How can I modify the shape of the outliers in geom_boxplot to match the sample ID over time. Imagine I have this kind of data (this is just dummy data, the code might not be pretty but that's what I came up with):
# create dummy data
df <- data.frame()
set.seed(42)
os <- 0
sam <- 1
for (time in as.factor(c('T0', 'T1'))) {
if (time == 'T1') {
sam <- 1
}
for (group in as.factor(c('A','B'))) {
for (pat in 1:10) {
df[pat + os, 'Sample'] <- paste('P', pat, '_', sam, sep = '')
df[pat + os, 'Time'] <- time
df[pat + os, 'Group'] <- group
df[pat + os, 'Value'] <- rnorm(1) + os
# add outlier, they are the same in each group in this example,
# but can differ in the real data set
if (pat == 2 | pat == 9) {
print(pat)
df[pat + os, 'Value'] <- df[pat + os, 'Value'] + 10
}
sam <- sam + 1
}
os <- os + 10
}
}
# mark outliers in table
df = df %>%
group_by(Group,Time) %>%
mutate(is_outlier = case_when(Value > quantile(Value)[4] + 1.5*IQR(Value) ~ TRUE,
Value < quantile(Value)[2] - 1.5*IQR(Value) ~ TRUE,
TRUE ~ FALSE))
This results in the following plot:
ggplot(df, aes(x = Time,
y = Value,
label = Time)) +
geom_boxplot(outlier.colour = 'red',
outlier.shape = 1,
outlier.size = 2
) +
facet_grid(~factor(Group),
switch = 'x',
scales = 'free_y')
Goal:
What I want is that for each group A
or B
I can see if the outliers are the same. So for instance that in A
T0
the shown outlier is the same as in A
T1
. More specifically the outlier seen as a circle in A
T0
should be a circle in A
T1
and the second outlier in A
T1
should be any other shape (e.g. triangle). Since my original data has about 5/6 time points it would be nice to know if an outlier stays an outlier by looking at the plot.
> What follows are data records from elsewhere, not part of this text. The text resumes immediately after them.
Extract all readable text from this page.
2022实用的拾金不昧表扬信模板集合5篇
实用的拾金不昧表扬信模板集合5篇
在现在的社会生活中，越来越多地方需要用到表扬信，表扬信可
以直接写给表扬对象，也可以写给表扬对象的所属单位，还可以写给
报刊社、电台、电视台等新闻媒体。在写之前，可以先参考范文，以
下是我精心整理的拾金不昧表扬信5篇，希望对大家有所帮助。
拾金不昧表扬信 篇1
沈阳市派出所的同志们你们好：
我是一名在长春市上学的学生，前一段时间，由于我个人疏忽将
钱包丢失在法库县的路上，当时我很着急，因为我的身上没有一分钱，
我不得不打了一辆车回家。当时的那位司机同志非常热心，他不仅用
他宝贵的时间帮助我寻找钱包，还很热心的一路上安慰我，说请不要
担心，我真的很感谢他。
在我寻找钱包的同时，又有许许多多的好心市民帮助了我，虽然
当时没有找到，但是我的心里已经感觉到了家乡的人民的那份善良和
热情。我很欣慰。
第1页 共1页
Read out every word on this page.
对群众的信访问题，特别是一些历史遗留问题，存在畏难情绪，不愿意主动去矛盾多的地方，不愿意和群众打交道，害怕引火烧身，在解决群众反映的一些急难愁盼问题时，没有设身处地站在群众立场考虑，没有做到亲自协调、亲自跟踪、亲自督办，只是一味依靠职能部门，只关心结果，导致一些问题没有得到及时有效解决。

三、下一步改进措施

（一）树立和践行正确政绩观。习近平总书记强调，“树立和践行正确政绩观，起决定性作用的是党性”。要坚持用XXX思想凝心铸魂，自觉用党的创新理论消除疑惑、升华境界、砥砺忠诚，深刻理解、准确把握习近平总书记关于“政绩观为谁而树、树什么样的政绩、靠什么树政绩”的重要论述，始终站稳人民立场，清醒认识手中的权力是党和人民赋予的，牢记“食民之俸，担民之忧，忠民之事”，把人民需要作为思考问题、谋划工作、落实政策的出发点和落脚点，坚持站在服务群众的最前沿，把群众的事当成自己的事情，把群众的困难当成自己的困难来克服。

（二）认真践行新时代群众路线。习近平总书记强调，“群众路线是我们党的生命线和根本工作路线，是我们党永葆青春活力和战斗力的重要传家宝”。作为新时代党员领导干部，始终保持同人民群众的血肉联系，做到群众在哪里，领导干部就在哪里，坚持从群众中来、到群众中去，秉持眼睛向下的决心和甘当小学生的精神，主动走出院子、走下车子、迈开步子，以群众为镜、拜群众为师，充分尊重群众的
In some cases my original dataset has about 5-8 outliers.
In group B
we can reuse the same shapes as in group A
although we have different sample ID's than in group A
.
I want to use basic shapes like triangles, circles, Asterix and so on (I know the shapes are limited but for my kind of dataset it should suffice). I also know that I can label the data points, but that I don't want. Different colour would be okay too, but I'd prefer different shapes.
I guess I have to calculate outliers separately and then maybe use geom_point with aes(shape = df$Sample)
or something. But I can't figure it out.
Does anybody has a hint or a solution based on my dummy data? That would be awesome :-)
Best TMC